This is a challenging project and not for the *faint hearted*. If you believe you are capable of this project description please bid with some reference (if any).
We are in need of a proof-of-concept / prototype program to do the following. (Please note there is a high chance of further engagement should the prototype is successful and we are awarded the project from our client).
1. Physical document will be scanned and OCR
2. A module developed by you will recognise key words in a dictionary and sectionized into textual objects.
3. Another module will display the textual objects and allow mapping to columns in a destination table. The mappings and sections identified will be saved to a template. This module also allow user to modify the sections if not correctly identified.
4. Subsequent documents scanned will input into database directly using template from step 3.
There can be many variants of documents where key words are in different locations and sections are also of different variable length and width.
A typical type of document - quotation, tender
Example of key words : Qty, quantity, item description, price, cost, item cost.
**+ We are paying for this prototype/proof-of-concept work. If our client accepts the work and proceed with us to the project stage, then you will be accepted for extension of work with higher value reward.
+ Please take a look at some of the samples of documents. Our understanding is that there can be hundreds of variants documents.
+ The most crucial part of this prototype is the recognition module where some cognitive/artificial intelligence routines will be required.

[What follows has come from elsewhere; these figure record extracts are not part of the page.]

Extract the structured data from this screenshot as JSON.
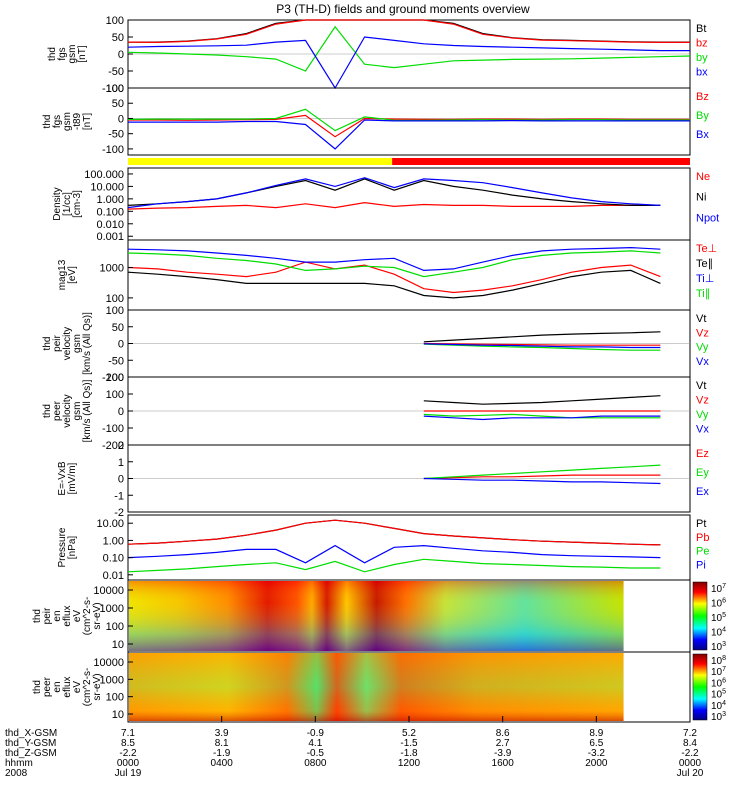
{
  "title": "P3 (TH-D) fields and ground moments overview",
  "colors": {
    "black": "#000000",
    "red": "#ff0000",
    "green": "#00dd00",
    "blue": "#0000ff",
    "yellow": "#ffff00"
  },
  "time_axis": {
    "row_labels": [
      "thd_X-GSM",
      "thd_Y-GSM",
      "thd_Z-GSM",
      "hhmm",
      "2008"
    ],
    "columns": [
      [
        "7.1",
        "8.5",
        "-2.2",
        "0000",
        "Jul 19"
      ],
      [
        "3.9",
        "8.1",
        "-1.9",
        "0400",
        ""
      ],
      [
        "-0.9",
        "4.1",
        "-0.5",
        "0800",
        ""
      ],
      [
        "5.2",
        "-1.5",
        "-1.8",
        "1200",
        ""
      ],
      [
        "8.6",
        "2.7",
        "-3.9",
        "1600",
        ""
      ],
      [
        "8.9",
        "6.5",
        "-3.2",
        "2000",
        ""
      ],
      [
        "7.2",
        "8.4",
        "-2.2",
        "0000",
        "Jul 20"
      ]
    ]
  },
  "chart_data": [
    {
      "type": "line",
      "ylabel": [
        "thd",
        "fgs",
        "gsm",
        "[nT]"
      ],
      "yticks": [
        "100",
        "50",
        "0",
        "-50",
        "-100"
      ],
      "ylim": [
        -100,
        100
      ],
      "legend": [
        {
          "label": "Bt",
          "color": "#000000"
        },
        {
          "label": "bz",
          "color": "#ff0000"
        },
        {
          "label": "by",
          "color": "#00dd00"
        },
        {
          "label": "bx",
          "color": "#0000ff"
        }
      ],
      "series": [
        {
          "name": "Bt",
          "values": [
            35,
            35,
            38,
            45,
            60,
            90,
            100,
            100,
            100,
            100,
            100,
            90,
            60,
            48,
            42,
            40,
            38,
            36,
            35,
            35
          ]
        },
        {
          "name": "bz",
          "values": [
            35,
            34,
            37,
            44,
            58,
            88,
            100,
            100,
            100,
            100,
            100,
            88,
            58,
            47,
            41,
            39,
            37,
            35,
            34,
            34
          ]
        },
        {
          "name": "by",
          "values": [
            5,
            3,
            0,
            -3,
            -8,
            -15,
            -50,
            80,
            -30,
            -40,
            -30,
            -20,
            -18,
            -16,
            -15,
            -14,
            -12,
            -10,
            -8,
            -6
          ]
        },
        {
          "name": "bx",
          "values": [
            20,
            22,
            23,
            24,
            26,
            35,
            40,
            -100,
            50,
            40,
            30,
            25,
            22,
            20,
            18,
            16,
            14,
            12,
            10,
            10
          ]
        }
      ]
    },
    {
      "type": "line",
      "ylabel": [
        "thd",
        "fgs",
        "gsm",
        "-t89",
        "[nT]"
      ],
      "yticks": [
        "100",
        "50",
        "0",
        "-50",
        "-100"
      ],
      "ylim": [
        -120,
        100
      ],
      "legend": [
        {
          "label": "Bz",
          "color": "#ff0000"
        },
        {
          "label": "By",
          "color": "#00dd00"
        },
        {
          "label": "Bx",
          "color": "#0000ff"
        }
      ],
      "series": [
        {
          "name": "Bz",
          "values": [
            -5,
            -5,
            -6,
            -5,
            -4,
            -3,
            10,
            -60,
            0,
            -2,
            -3,
            -3,
            -2,
            -2,
            -3,
            -2,
            -2,
            -3,
            -3,
            -3
          ]
        },
        {
          "name": "By",
          "values": [
            -3,
            -2,
            -2,
            -2,
            -2,
            0,
            30,
            -40,
            5,
            -6,
            -6,
            -5,
            -4,
            -5,
            -5,
            -4,
            -4,
            -5,
            -5,
            -5
          ]
        },
        {
          "name": "Bx",
          "values": [
            -12,
            -12,
            -12,
            -12,
            -10,
            -10,
            -20,
            -100,
            -5,
            -8,
            -8,
            -8,
            -8,
            -7,
            -8,
            -8,
            -8,
            -8,
            -8,
            -8
          ]
        }
      ]
    },
    {
      "type": "heatmap",
      "name": "mode bar",
      "segments": [
        {
          "from": 0,
          "to": 0.47,
          "color": "#ffff00"
        },
        {
          "from": 0.47,
          "to": 1,
          "color": "#ff0000"
        }
      ]
    },
    {
      "type": "line",
      "scale": "log",
      "ylabel": [
        "Density",
        "[1/cc]",
        "[cm-3]"
      ],
      "yticks": [
        "100.000",
        "10.000",
        "1.000",
        "0.100",
        "0.010",
        "0.001"
      ],
      "ylim": [
        0.0005,
        300
      ],
      "legend": [
        {
          "label": "Ne",
          "color": "#ff0000"
        },
        {
          "label": "Ni",
          "color": "#000000"
        },
        {
          "label": "Npot",
          "color": "#0000ff"
        }
      ],
      "series": [
        {
          "name": "Ne",
          "values": [
            0.15,
            0.18,
            0.2,
            0.25,
            0.3,
            0.2,
            0.4,
            0.2,
            0.5,
            0.25,
            0.35,
            0.3,
            0.3,
            0.25,
            0.25,
            0.25,
            0.3,
            0.3,
            0.3,
            null
          ]
        },
        {
          "name": "Ni",
          "values": [
            0.3,
            0.4,
            0.6,
            1.0,
            3.0,
            10,
            30,
            5,
            40,
            5,
            30,
            10,
            5,
            2,
            1.0,
            0.6,
            0.4,
            0.3,
            0.3,
            null
          ]
        },
        {
          "name": "Npot",
          "values": [
            0.2,
            0.4,
            0.6,
            1.0,
            3,
            12,
            40,
            10,
            50,
            8,
            40,
            30,
            20,
            8,
            3,
            1.2,
            0.6,
            0.4,
            0.3,
            null
          ]
        }
      ]
    },
    {
      "type": "line",
      "scale": "log",
      "ylabel": [
        "mag13",
        "[eV]"
      ],
      "yticks": [
        "1000",
        "100"
      ],
      "ylim": [
        40,
        8000
      ],
      "legend": [
        {
          "label": "Te⊥",
          "color": "#ff0000"
        },
        {
          "label": "Te∥",
          "color": "#000000"
        },
        {
          "label": "Ti⊥",
          "color": "#0000ff"
        },
        {
          "label": "Ti∥",
          "color": "#00dd00"
        }
      ],
      "series": [
        {
          "name": "Te⊥",
          "values": [
            1000,
            900,
            700,
            600,
            500,
            700,
            1500,
            900,
            1200,
            600,
            200,
            150,
            180,
            250,
            400,
            700,
            1000,
            1200,
            500,
            null
          ]
        },
        {
          "name": "Te∥",
          "values": [
            700,
            600,
            500,
            400,
            300,
            300,
            300,
            300,
            300,
            250,
            120,
            100,
            120,
            180,
            300,
            500,
            700,
            800,
            300,
            null
          ]
        },
        {
          "name": "Ti⊥",
          "values": [
            4000,
            3800,
            3500,
            3000,
            2500,
            2000,
            1500,
            1500,
            1800,
            2000,
            800,
            900,
            1500,
            2500,
            3500,
            4000,
            4200,
            4500,
            4000,
            null
          ]
        },
        {
          "name": "Ti∥",
          "values": [
            3000,
            2800,
            2500,
            2000,
            1700,
            1300,
            800,
            900,
            1100,
            1000,
            500,
            700,
            1000,
            1800,
            2500,
            3000,
            3200,
            3500,
            3000,
            null
          ]
        }
      ]
    },
    {
      "type": "line",
      "ylabel": [
        "thd",
        "peir",
        "velocity",
        "gsm",
        "[km/s (All Qs)]"
      ],
      "yticks": [
        "100",
        "50",
        "0",
        "-50",
        "-100"
      ],
      "ylim": [
        -100,
        100
      ],
      "legend": [
        {
          "label": "Vt",
          "color": "#000000"
        },
        {
          "label": "Vz",
          "color": "#ff0000"
        },
        {
          "label": "Vy",
          "color": "#00dd00"
        },
        {
          "label": "Vx",
          "color": "#0000ff"
        }
      ],
      "series": [
        {
          "name": "Vt",
          "values": [
            null,
            null,
            null,
            null,
            null,
            null,
            null,
            null,
            null,
            null,
            5,
            10,
            15,
            20,
            25,
            28,
            30,
            32,
            35,
            null
          ]
        },
        {
          "name": "Vz",
          "values": [
            null,
            null,
            null,
            null,
            null,
            null,
            null,
            null,
            null,
            null,
            0,
            -1,
            -2,
            -3,
            -4,
            -5,
            -5,
            -5,
            -5,
            null
          ]
        },
        {
          "name": "Vy",
          "values": [
            null,
            null,
            null,
            null,
            null,
            null,
            null,
            null,
            null,
            null,
            -2,
            -5,
            -8,
            -10,
            -12,
            -15,
            -18,
            -20,
            -20,
            null
          ]
        },
        {
          "name": "Vx",
          "values": [
            null,
            null,
            null,
            null,
            null,
            null,
            null,
            null,
            null,
            null,
            -1,
            -3,
            -5,
            -6,
            -8,
            -10,
            -10,
            -12,
            -12,
            null
          ]
        }
      ]
    },
    {
      "type": "line",
      "ylabel": [
        "thd",
        "peer",
        "velocity",
        "gsm",
        "[km/s (All Qs)]"
      ],
      "yticks": [
        "200",
        "100",
        "0",
        "-100",
        "-200"
      ],
      "ylim": [
        -200,
        200
      ],
      "legend": [
        {
          "label": "Vt",
          "color": "#000000"
        },
        {
          "label": "Vz",
          "color": "#ff0000"
        },
        {
          "label": "Vy",
          "color": "#00dd00"
        },
        {
          "label": "Vx",
          "color": "#0000ff"
        }
      ],
      "series": [
        {
          "name": "Vt",
          "values": [
            null,
            null,
            null,
            null,
            null,
            null,
            null,
            null,
            null,
            null,
            60,
            50,
            40,
            45,
            50,
            60,
            70,
            80,
            90,
            null
          ]
        },
        {
          "name": "Vz",
          "values": [
            null,
            null,
            null,
            null,
            null,
            null,
            null,
            null,
            null,
            null,
            0,
            0,
            0,
            0,
            0,
            0,
            0,
            0,
            0,
            null
          ]
        },
        {
          "name": "Vy",
          "values": [
            null,
            null,
            null,
            null,
            null,
            null,
            null,
            null,
            null,
            null,
            -20,
            -30,
            -25,
            -20,
            -30,
            -40,
            -40,
            -40,
            -40,
            null
          ]
        },
        {
          "name": "Vx",
          "values": [
            null,
            null,
            null,
            null,
            null,
            null,
            null,
            null,
            null,
            null,
            -30,
            -40,
            -50,
            -40,
            -40,
            -40,
            -30,
            -30,
            -30,
            null
          ]
        }
      ]
    },
    {
      "type": "line",
      "ylabel": [
        "E=-VxB",
        "[mV/m]"
      ],
      "yticks": [
        "2",
        "1",
        "0",
        "-1",
        "-2"
      ],
      "ylim": [
        -2,
        2
      ],
      "legend": [
        {
          "label": "Ez",
          "color": "#ff0000"
        },
        {
          "label": "Ey",
          "color": "#00dd00"
        },
        {
          "label": "Ex",
          "color": "#0000ff"
        }
      ],
      "series": [
        {
          "name": "Ez",
          "values": [
            null,
            null,
            null,
            null,
            null,
            null,
            null,
            null,
            null,
            null,
            0,
            0.05,
            0.1,
            0.1,
            0.15,
            0.2,
            0.2,
            0.2,
            0.2,
            null
          ]
        },
        {
          "name": "Ey",
          "values": [
            null,
            null,
            null,
            null,
            null,
            null,
            null,
            null,
            null,
            null,
            0,
            0.1,
            0.2,
            0.3,
            0.4,
            0.5,
            0.6,
            0.7,
            0.8,
            null
          ]
        },
        {
          "name": "Ex",
          "values": [
            null,
            null,
            null,
            null,
            null,
            null,
            null,
            null,
            null,
            null,
            0,
            -0.05,
            -0.1,
            -0.1,
            -0.15,
            -0.2,
            -0.2,
            -0.25,
            -0.3,
            null
          ]
        }
      ]
    },
    {
      "type": "line",
      "scale": "log",
      "ylabel": [
        "Pressure",
        "[nPa]"
      ],
      "yticks": [
        "10.00",
        "1.00",
        "0.10",
        "0.01"
      ],
      "ylim": [
        0.005,
        30
      ],
      "legend": [
        {
          "label": "Pt",
          "color": "#000000"
        },
        {
          "label": "Pb",
          "color": "#ff0000"
        },
        {
          "label": "Pe",
          "color": "#00dd00"
        },
        {
          "label": "Pi",
          "color": "#0000ff"
        }
      ],
      "series": [
        {
          "name": "Pt",
          "values": [
            0.6,
            0.7,
            0.9,
            1.2,
            2,
            4,
            10,
            15,
            10,
            5,
            2.5,
            1.8,
            1.4,
            1.1,
            0.9,
            0.8,
            0.7,
            0.6,
            0.55,
            null
          ]
        },
        {
          "name": "Pb",
          "values": [
            0.6,
            0.7,
            0.9,
            1.2,
            2,
            4,
            10,
            15,
            10,
            5,
            2.5,
            1.8,
            1.4,
            1.1,
            0.9,
            0.8,
            0.7,
            0.6,
            0.55,
            null
          ]
        },
        {
          "name": "Pe",
          "values": [
            0.015,
            0.018,
            0.022,
            0.03,
            0.04,
            0.05,
            0.02,
            0.06,
            0.015,
            0.04,
            0.08,
            0.06,
            0.045,
            0.04,
            0.035,
            0.03,
            0.028,
            0.025,
            0.025,
            null
          ]
        },
        {
          "name": "Pi",
          "values": [
            0.1,
            0.12,
            0.15,
            0.2,
            0.3,
            0.3,
            0.05,
            0.5,
            0.05,
            0.4,
            0.5,
            0.35,
            0.25,
            0.2,
            0.15,
            0.13,
            0.12,
            0.11,
            0.1,
            null
          ]
        }
      ]
    },
    {
      "type": "heatmap",
      "ylabel": [
        "thd",
        "peir",
        "en",
        "eflux",
        "eV",
        "(cm^2-s-",
        "sr-eV)"
      ],
      "yticks": [
        "10000",
        "1000",
        "100",
        "10"
      ],
      "colorbar_ticks": [
        "10^7",
        "10^6",
        "10^5",
        "10^4",
        "10^3"
      ]
    },
    {
      "type": "heatmap",
      "ylabel": [
        "thd",
        "peer",
        "en",
        "eflux",
        "eV",
        "(cm^2-s-",
        "sr-eV)"
      ],
      "yticks": [
        "10000",
        "1000",
        "100",
        "10"
      ],
      "colorbar_ticks": [
        "10^8",
        "10^7",
        "10^6",
        "10^5",
        "10^4",
        "10^3"
      ]
    }
  ]
}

+ A suggestion is to recognise the sections, then form XML tags around the text, and in the designer module, allow visual rearrangement of the sections before mapping to the columns in a table for a database (preferably SQL server)
**What we require from you
**Please reply with **a bid** and **indicative timeline** you will require to develop this proof-of-concept. To help us make the best selection, please provide some high level details on how you plan to go about this project.
**Additional notes: 22nd June 2004 (Please see platform section)**
1) Complete and fully-functional working program(s) in executable form as well as complete source code [all source code produced by provider with exception to 3rd party controls/dll] of all work done.
2) Deliverables must be in ready-to-run condition, as follows (depending on the nature of the deliverables):
a) For web sites or other server-side deliverables intended to only ever exist in one place in the Buyer's environment--Deliverables must be installed by the Seller in ready-to-run condition in the Buyer's environment.
b) For all others including desktop software or software the buyer intends to distribute: A software installation package that will install the software in ready-to-run condition on the platform(s) specified in this bid request.
3) All deliverables will be considered "work made for hire" under U.S. Copyright law. Buyer will receive exclusive and complete copyrights to all work purchased. (No GPL, GNU, 3rd party components, etc. unless all copyright ramifications are explained AND AGREED TO by the buyer on the site per the coder's Seller Legal Agreement).
**Additional notes: 22nd June 2004**
My developer has tried using Scansoft OmniPage OCR and we have attached the result (please see attachment). As you can see, the OCR has done a nice job with the accuracy as well as the auto layout. Assuming we can get this kind of results to you as a .rtf or .doc file, your heuristic program will take on from step 2 (see above).